Geely has a target of getting 66 percent of sales from overseas by 2015 compared with 5 percent in the first half. In June, Geely also bought the key assets of bankrupt Australian gearbox maker Drivetrain Systems International to help add larger and more sophisticated models to its product line-up.
"I'm fighting for what's in overseas automakers' rice bowls" instead of their leftovers, Li, 46, said. "I want to build Geely into a global first-tier automaker."
For Beijing Auto, the bid for Saab marks a second attempt to buy a European carmaker. It was rebuffed by GM in July when it bid for the Ruesselsheim, Germany-based Opel unit.
GM decided to dispose of Saab in February as part of a European reorganization. The Swedish unit has been unprofitable for most of the two decades that Detroit-based GM has owned it. Saab sold fewer than 100,000 vehicles worldwide last year.
"This is a great opportunity for us to partner up with a brand (Saab) that we believe has a great future with a new business plan and new ownership," Wang Dazong, general manager of Beijing Auto, said in a statement posted on its website.
Chinese carmakers have failed in their ambitions before. In January, 2006, Geely's Li displayed the 7151CK sedan at the Detroit car show and promised the car would be on US roads by 2008. The exports never came. Chery Automobile Co, China's largest maker of own-brand cars, has also delayed plans to enter developed markets.
SAIC Motor Corp, China's biggest domestic automaker, bought control of South Korea's Ssangyong Motor Co, only to have the unit go into receivership after SUV sales plunged. Tengzhong's application to buy GM's Hummer has been sent back, China's government said this week.
Following a similar strategy as the Chinese carmakers, Tata Motors Ltd, India's largest truckmaker bought Ford's UK-based Jaguar and Land Rover brands last year. Sales of luxury vehicles plunged due to the global recession and the units had a pretax loss of 281 million pounds ($465 million) in the 10-month period ending March.
"There are more disadvantages than benefits for Geely to buy Volvo," said Lin Huaibin, analyst at IHS Global Insight. "They don't have the capability to manage an international company nor the experience to deal with unions overseas."

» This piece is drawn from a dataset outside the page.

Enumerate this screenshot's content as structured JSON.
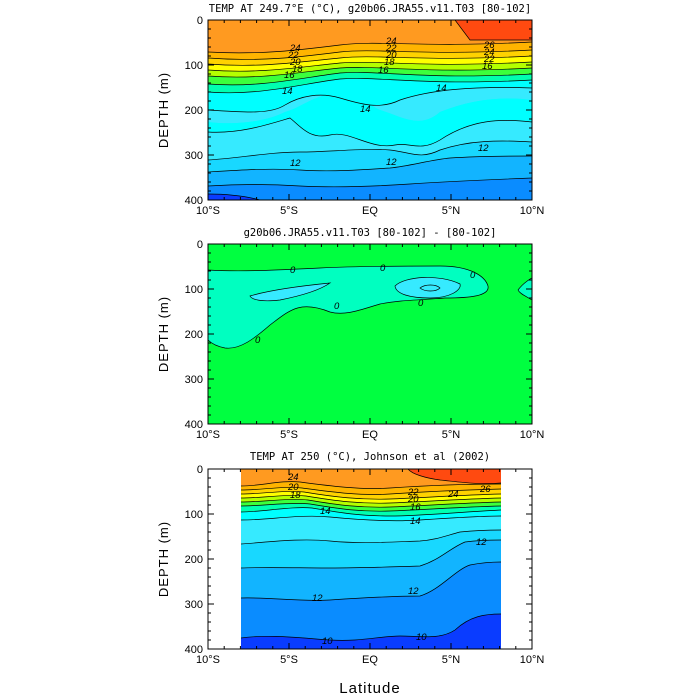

Geely earlier this year unveiled the EC718 sedan, its first model specifically designed for European markets. The car, priced from 80,000 yuan ($11,700) to 120,000 yuan domestically, still needs to win certification to be sold in Europe.
Geely has also bought a stake in Manganese Bronze Holdings Plc and set up a Shanghai venture with the London-cab maker that is shipping cars to countries including Saudi Arabia, Turkey and Spain.